Top 5 hours for ask posts comments.
02:00:00: 11 average comments per post
22:00:00: 9 average comments per post
21:00:00: 9 average comments per post
19:00:00: 7 average comments per post
01:00:00: 7 average comments per post
----------------------------------------
Top 5 hours for show posts comments
23:00:00: 5 average comments per post
19:00:00: 5 average comments per post
18:00:00: 5 average comments per post
00:00:00: 5 average comments per post
20:00:00: 4 average comments per post


## Finding for the second question

By looking at the output above, we can say that the **Ask HN** posts created during the night receive a significantly higher number of comments. (Lot of night owls on the website, huh?) 

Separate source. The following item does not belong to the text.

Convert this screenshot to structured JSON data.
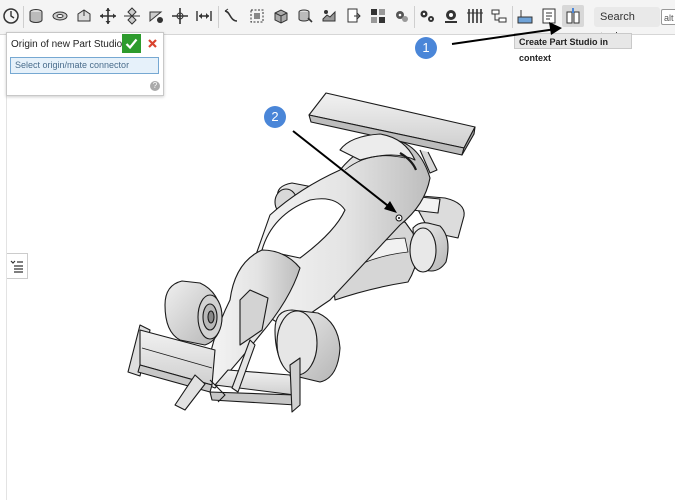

Where as for show posts comments, the average is similar from 6 pm to 11 pm.

# Conclusion

1. The average for Ask HN posts is about 10 and average for Show HN posts is roughly about 5. By looking at the above average, we can say that the posts which ask Hacker News community is more likely to receive more comments than posts which show Hacker News community their project or ideas. This maybe due to the fact that, posts which has Ask HN is more likely to be a question to the community and users are more likely to comment on that question or a topic to engage in a conversation with users with similar interest.

2. The posts for Ask HN during the night receive a significant higher number of comments. Where as for the Show HN comments, we can say that from the time period of 6 pm to 11 pm, the number of comments received is pretty much the same.